Este egoísmo fraticida se enmarca en la tan individual idea de “sálvese quien pueda”. No nos queda claro que, en la medida en que algunos países y sus habitantes no logren vacunarse, nadie estará a salvo. Si replicamos en todos los actos de nuestra vida este egoísmo, probablemente alargará de momento nuestra vida, pero menguará nuestra capacidad de convivencia y respeto, indispensables en tiempos de calamidades extremas como la actual.
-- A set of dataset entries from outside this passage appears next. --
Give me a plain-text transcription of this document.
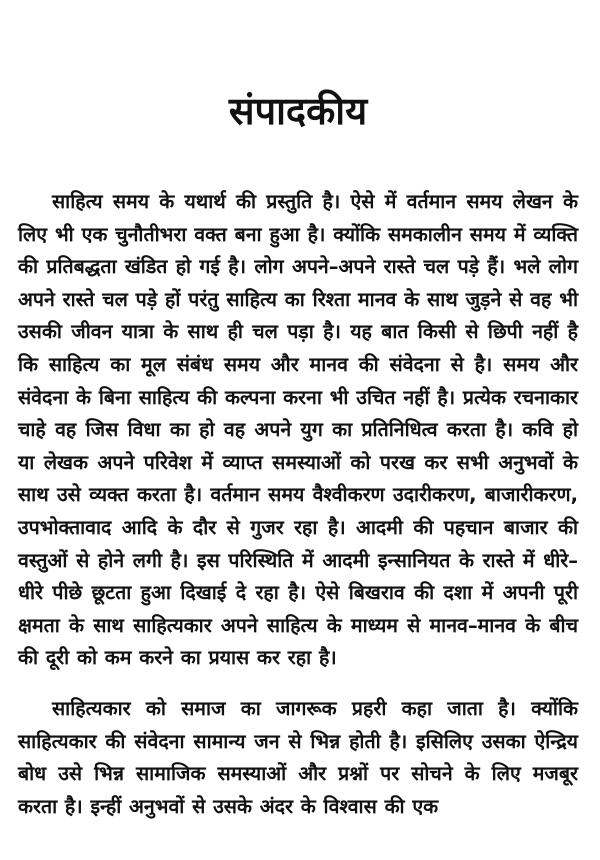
संपादकीय

साहित्य समय के यथार्थ की प्रस्तुति है। ऐसे में वर्तमान समय लेखन के लिए भी एक चुनौतीभरा वक्त बना हुआ है। क्योंकि समकालीन समय में व्यक्ति की प्रतिबद्धता खंडित हो गई है। लोग अपने–अपने रास्ते चल पड़े हैं। भले लोग अपने रास्ते चल पड़े हों परंतु साहित्य का रिश्ता मानव के साथ जुड़ने से वह भी उसकी जीवन यात्रा के साथ ही चल पड़ा है। यह बात किसी से छिपी नहीं है कि साहित्य का मूल संबंध समय और मानव की संवेदना से है। समय और संवेदना के बिना साहित्य की कल्पना करना भी उचित नहीं है। प्रत्येक रचनाकार चाहे वह जिस विधा का हो वह अपने युग का प्रतिनिधित्व करता है। कवि हो या लेखक अपने परिवेश में व्याप्त समस्याओं को परख कर सभी अनुभवों के साथ उसे व्यक्त करता है। वर्तमान समय वैश्वीकरण उदारीकरण, बाजारीकरण, उपभोक्तावाद आदि के दौर से गुजर रहा है। आदमी की पहचान बाजार की वस्तुओं से होने लगी है। इस परिस्थिति में आदमी इन्सानियत के रास्ते में धीरे–धीरे पीछे छूटता हुआ दिखाई दे रहा है। ऐसे बिखराव की दशा में अपनी पूरी क्षमता के साथ साहित्यकार अपने साहित्य के माध्यम से मानव–मानव के बीच की दूरी को कम करने का प्रयास कर रहा है।

साहित्यकार को समाज का जागरूक प्रहरी कहा जाता है। क्योंकि साहित्यकार की संवेदना सामान्य जन से भिन्न होती है। इसिलिए उसका ऐन्द्रिय बोध उसे भिन्न सामाजिक समस्याओं और प्रश्नों पर सोचने के लिए मजबूर करता है। इन्हीं अनुभवों से उसके अंदर के विश्वास की एक
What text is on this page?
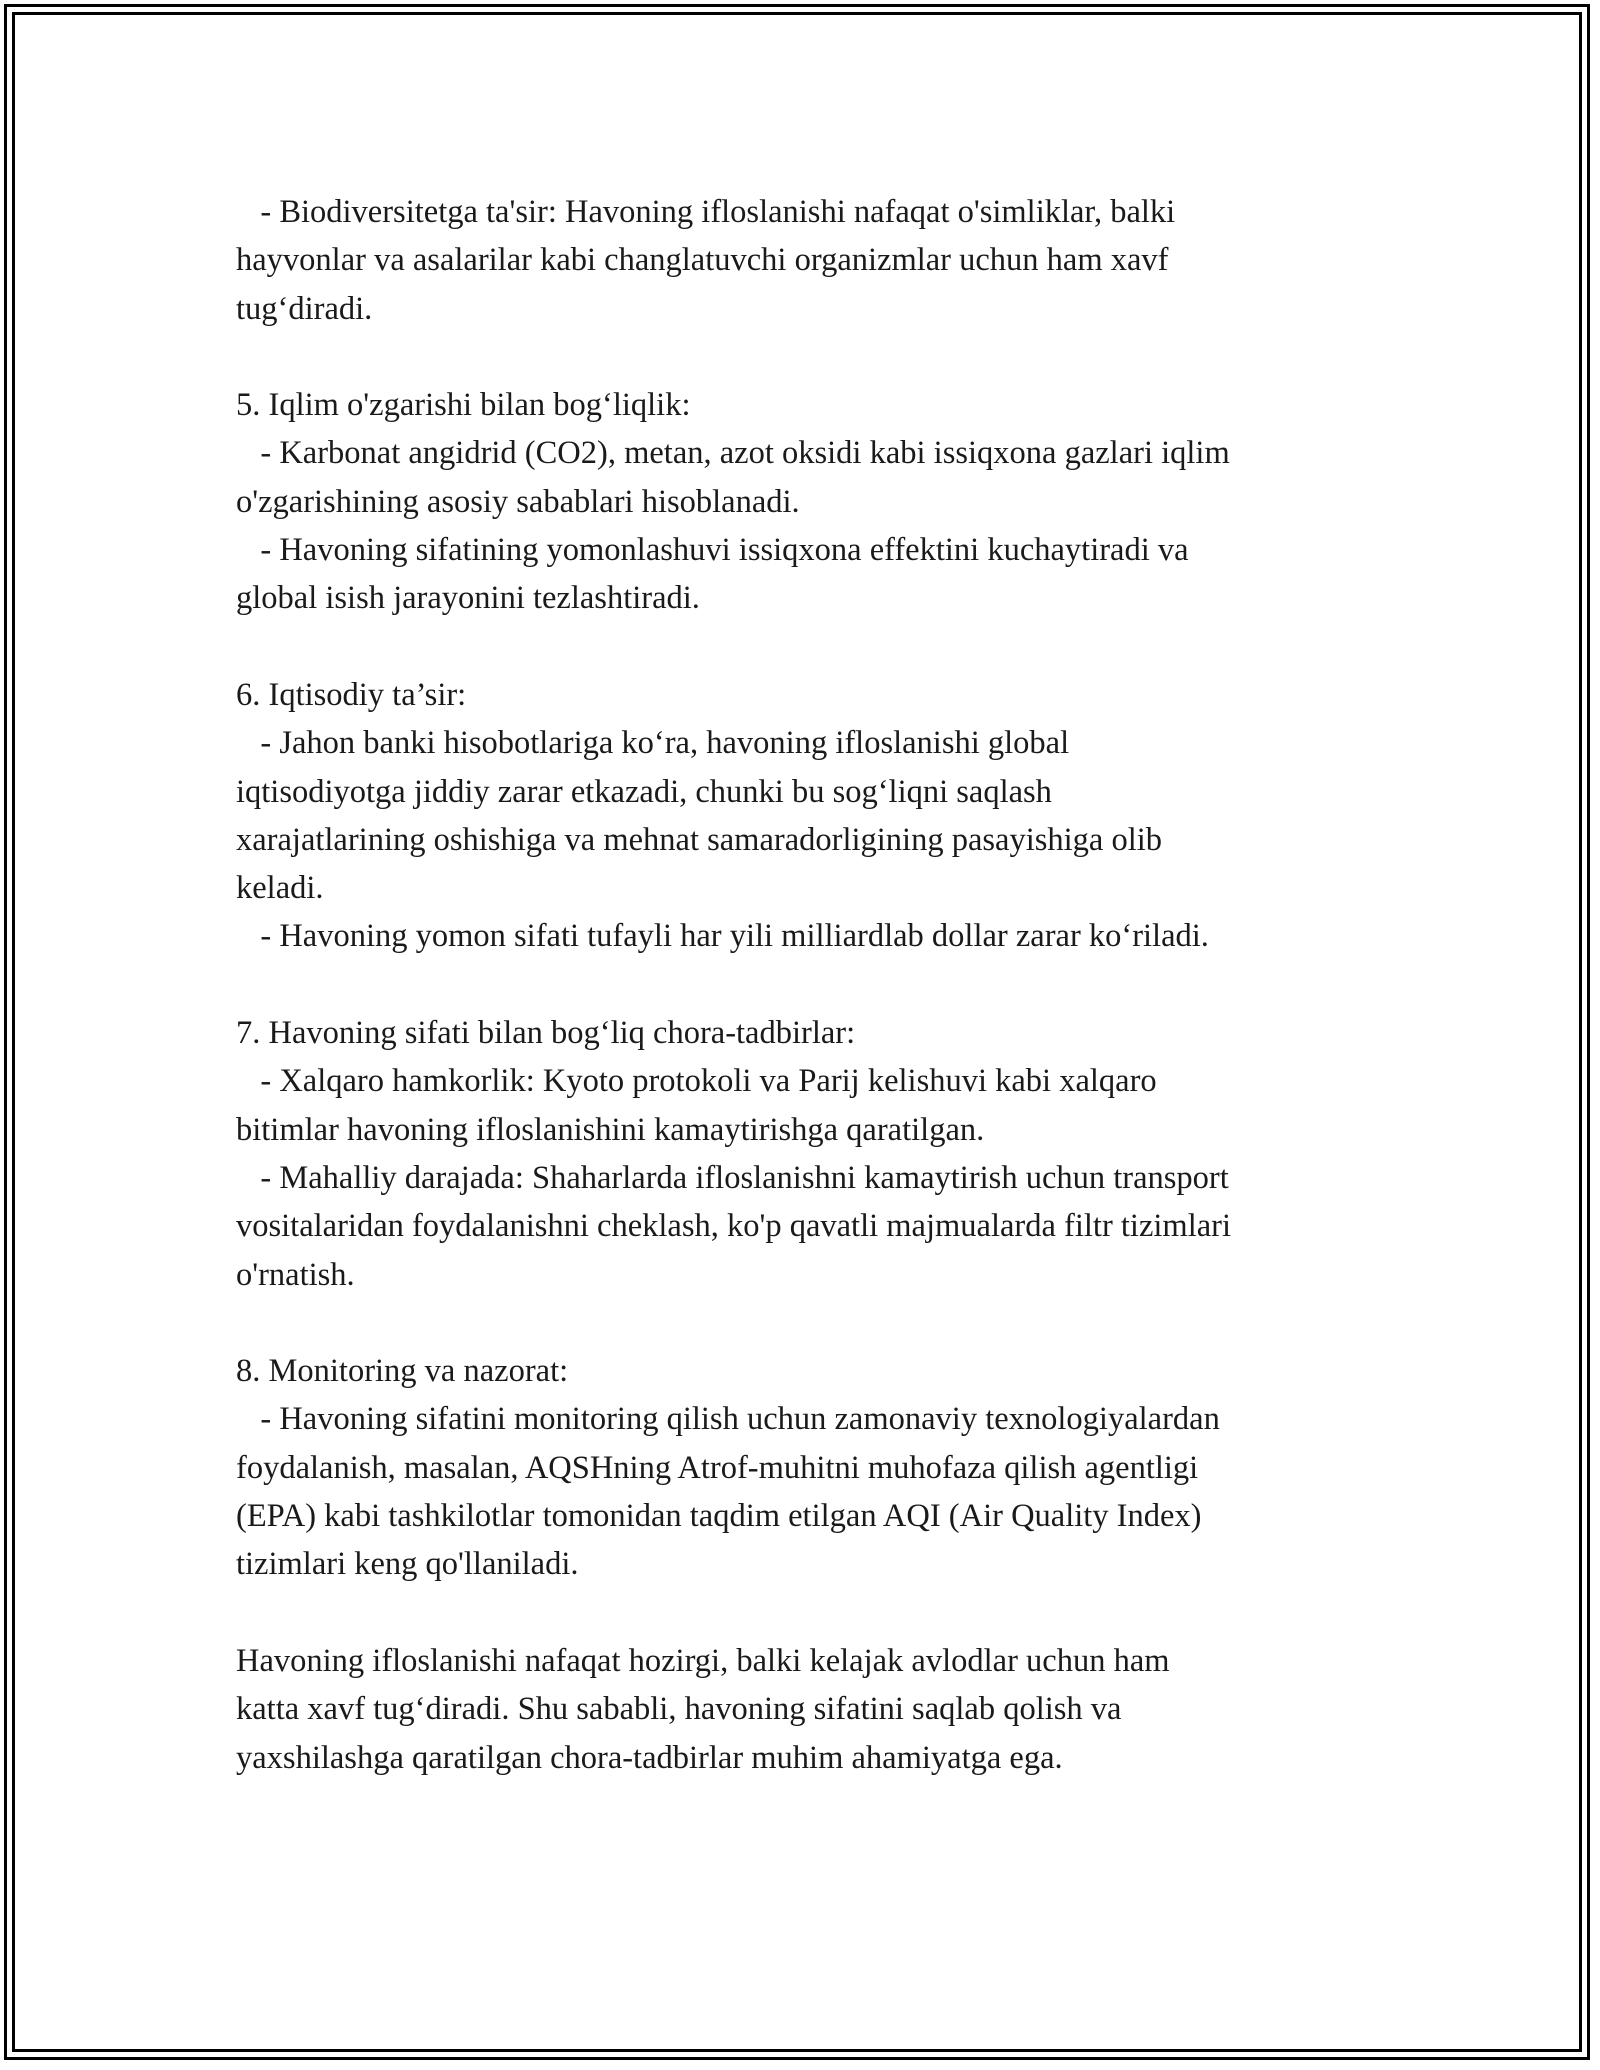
- Biodiversitetga ta'sir: Havoning ifloslanishi nafaqat o'simliklar, balki
hayvonlar va asalarilar kabi changlatuvchi organizmlar uchun ham xavf
tug‘diradi.
5. Iqlim o'zgarishi bilan bog‘liqlik:
- Karbonat angidrid (CO2), metan, azot oksidi kabi issiqxona gazlari iqlim
o'zgarishining asosiy sabablari hisoblanadi.
- Havoning sifatining yomonlashuvi issiqxona effektini kuchaytiradi va
global isish jarayonini tezlashtiradi.
6. Iqtisodiy ta’sir:
- Jahon banki hisobotlariga ko‘ra, havoning ifloslanishi global
iqtisodiyotga jiddiy zarar etkazadi, chunki bu sog‘liqni saqlash
xarajatlarining oshishiga va mehnat samaradorligining pasayishiga olib
keladi.
- Havoning yomon sifati tufayli har yili milliardlab dollar zarar ko‘riladi.
7. Havoning sifati bilan bog‘liq chora-tadbirlar:
- Xalqaro hamkorlik: Kyoto protokoli va Parij kelishuvi kabi xalqaro
bitimlar havoning ifloslanishini kamaytirishga qaratilgan.
- Mahalliy darajada: Shaharlarda ifloslanishni kamaytirish uchun transport
vositalaridan foydalanishni cheklash, ko'p qavatli majmualarda filtr tizimlari
o'rnatish.
8. Monitoring va nazorat:
- Havoning sifatini monitoring qilish uchun zamonaviy texnologiyalardan
foydalanish, masalan, AQSHning Atrof-muhitni muhofaza qilish agentligi
(EPA) kabi tashkilotlar tomonidan taqdim etilgan AQI (Air Quality Index)
tizimlari keng qo'llaniladi.
Havoning ifloslanishi nafaqat hozirgi, balki kelajak avlodlar uchun ham
katta xavf tug‘diradi. Shu sababli, havoning sifatini saqlab qolish va
yaxshilashga qaratilgan chora-tadbirlar muhim ahamiyatga ega.
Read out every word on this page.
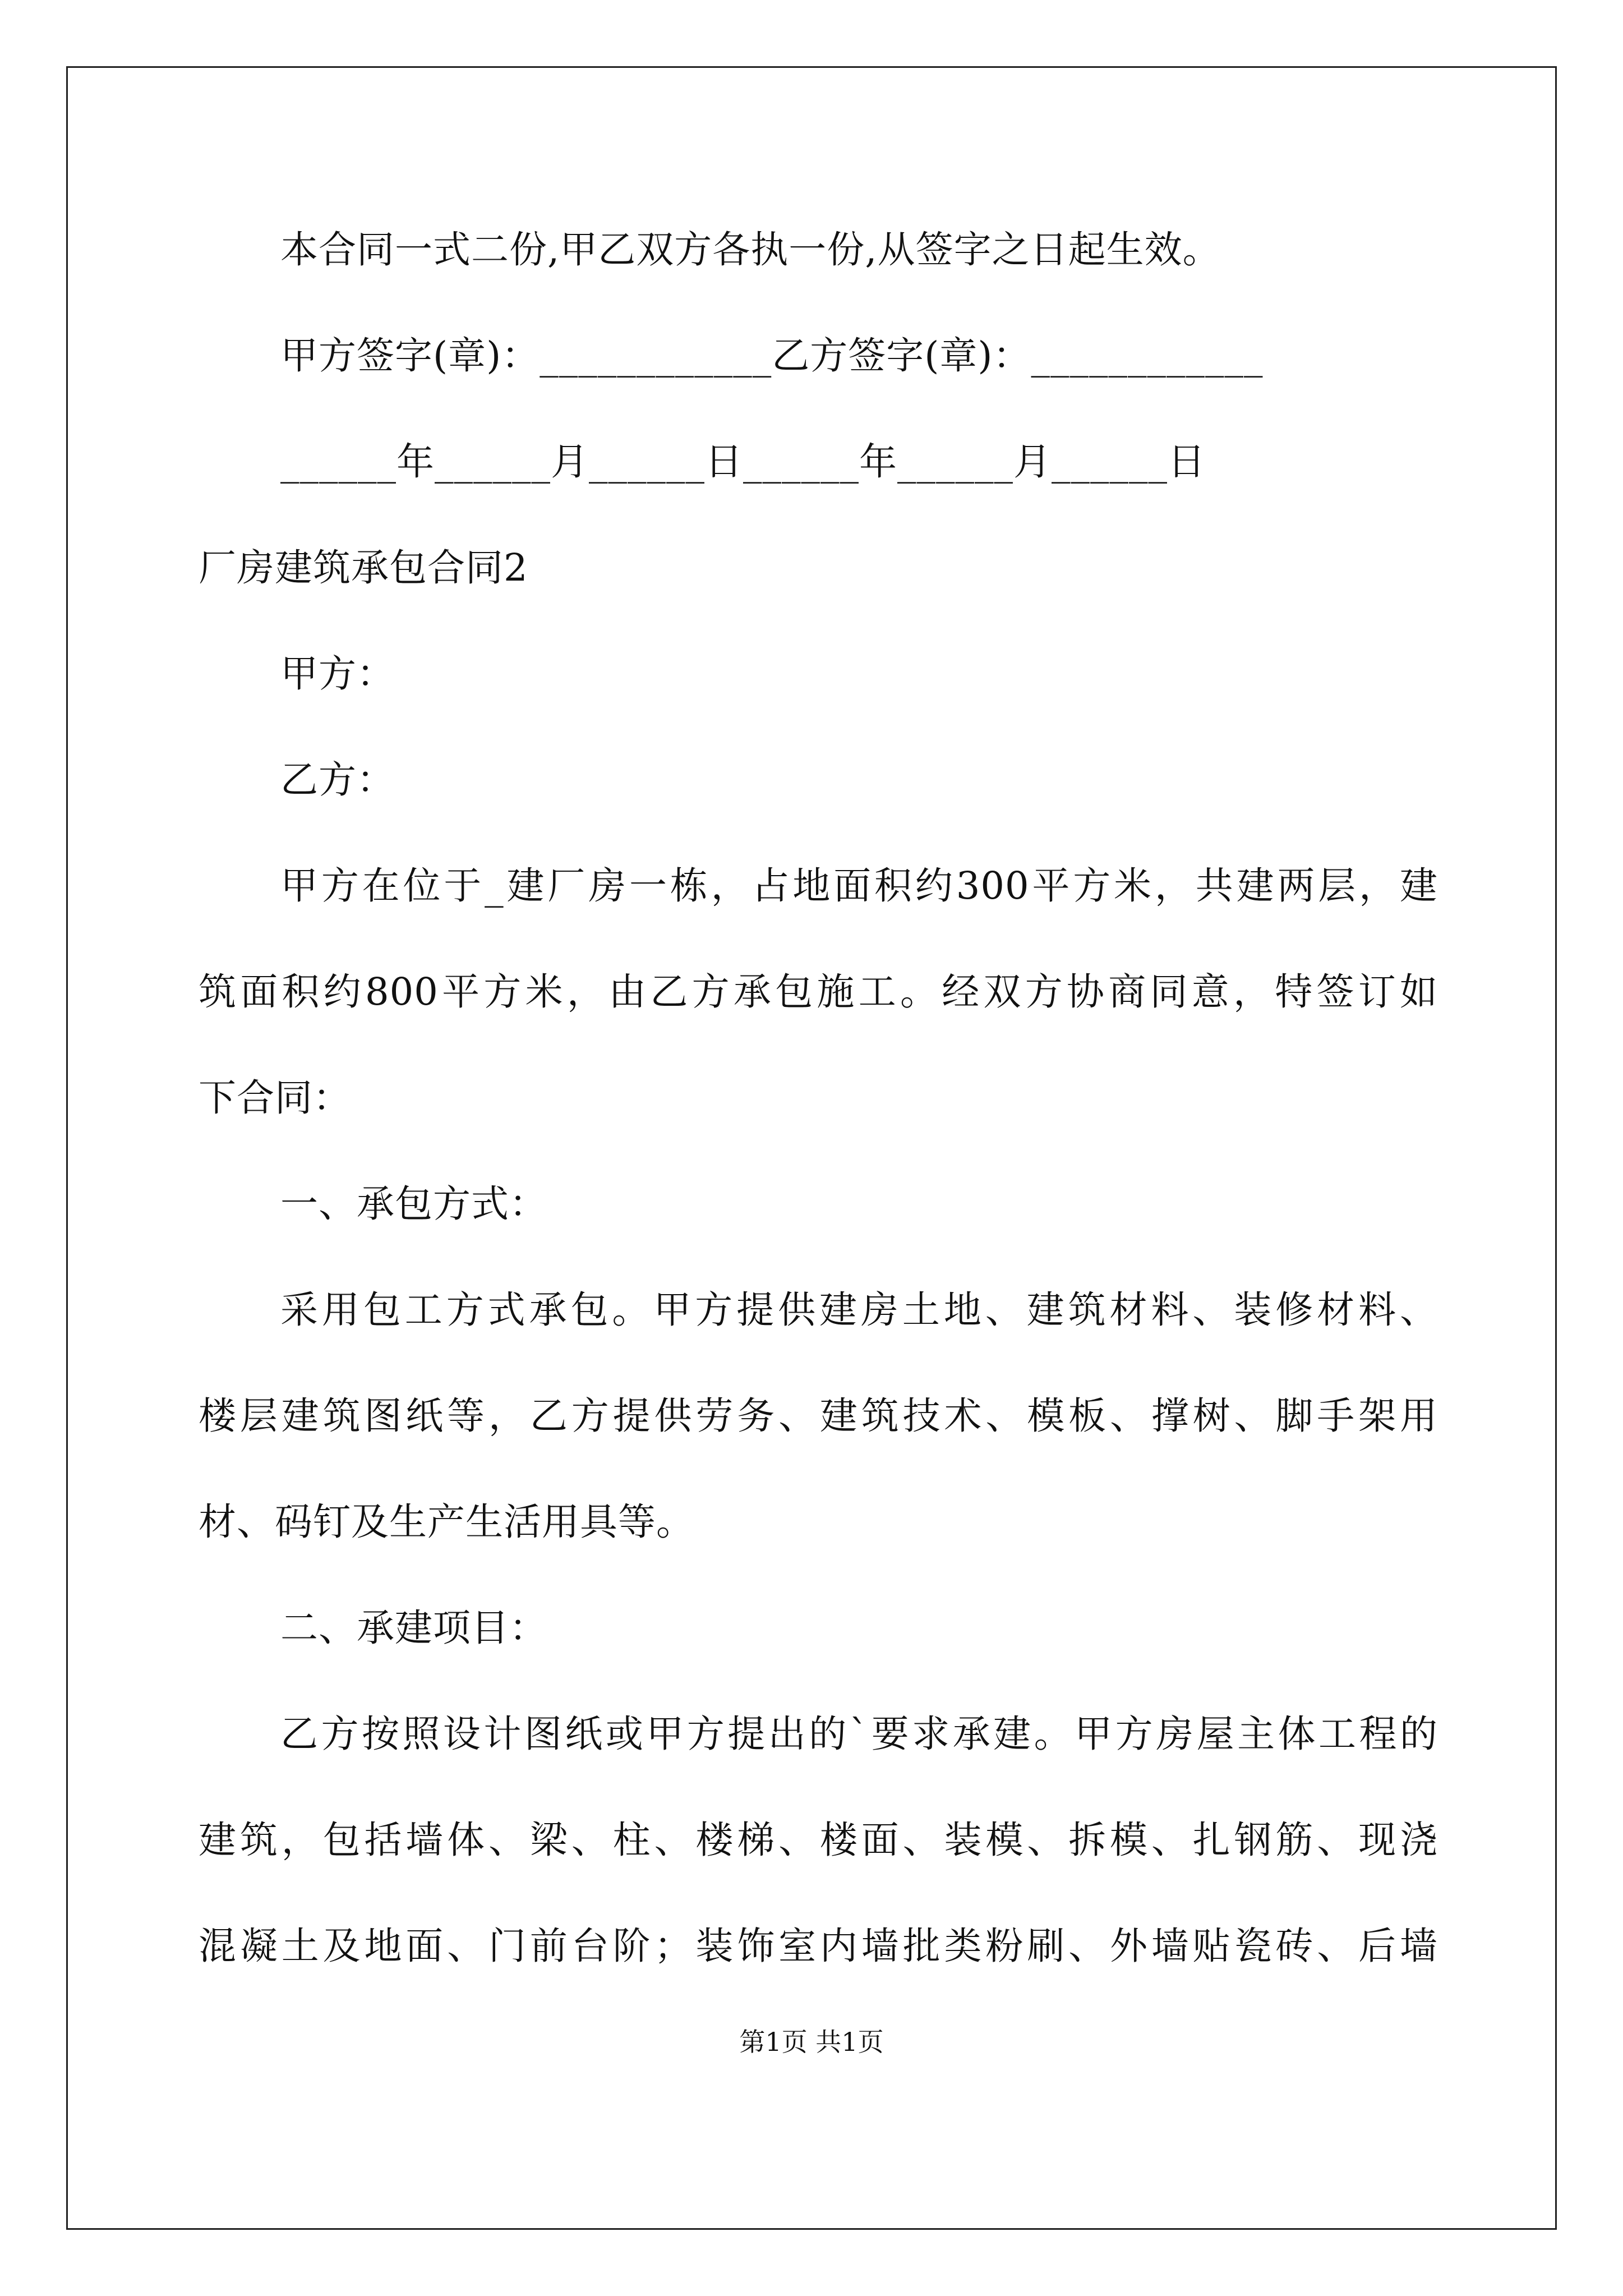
本合同一式二份,甲乙双方各执一份,从签字之日起生效。
甲方签字(章)：____________乙方签字(章)：____________
______年______月______日______年______月______日
厂房建筑承包合同2
甲方：
乙方：
甲方在位于_建厂房一栋，占地面积约300平方米，共建两层，建
筑面积约800平方米，由乙方承包施工。经双方协商同意，特签订如
下合同：
一、承包方式：
采用包工方式承包。甲方提供建房土地、建筑材料、装修材料、
楼层建筑图纸等，乙方提供劳务、建筑技术、模板、撑树、脚手架用
材、码钉及生产生活用具等。
二、承建项目：
乙方按照设计图纸或甲方提出的`要求承建。甲方房屋主体工程的
建筑，包括墙体、梁、柱、楼梯、楼面、装模、拆模、扎钢筋、现浇
混凝土及地面、门前台阶；装饰室内墙批类粉刷、外墙贴瓷砖、后墙
第1页 共1页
El regreso a una “normalidad” posible nos propone una manera más digna de vivir y de morir. Debería quedarnos claro, a un año de la pandemia, que en las guerras y las enfermedades: el dinero acumulado, las propiedades, títulos y reconocimientos, de poco sirven cuando de salud se trata.

¿De qué tipo de convivencia será nuestro futuro si en lo individual y en el mundo se abisman las desigualdades? Vendrán otras pandemias sanitarias, guerras por el agua, los medicamentos, la comida. La frase está ahí, tan contundente y cierta. Como mantra habría que repetirla, cantarla, comprenderla en su profundidad: “all you (we) need is love”. Así se salvaron entonces los recién nacidos de la enfermedad del desamor, El Marasmo. ¿Podremos salvarnos nosotros?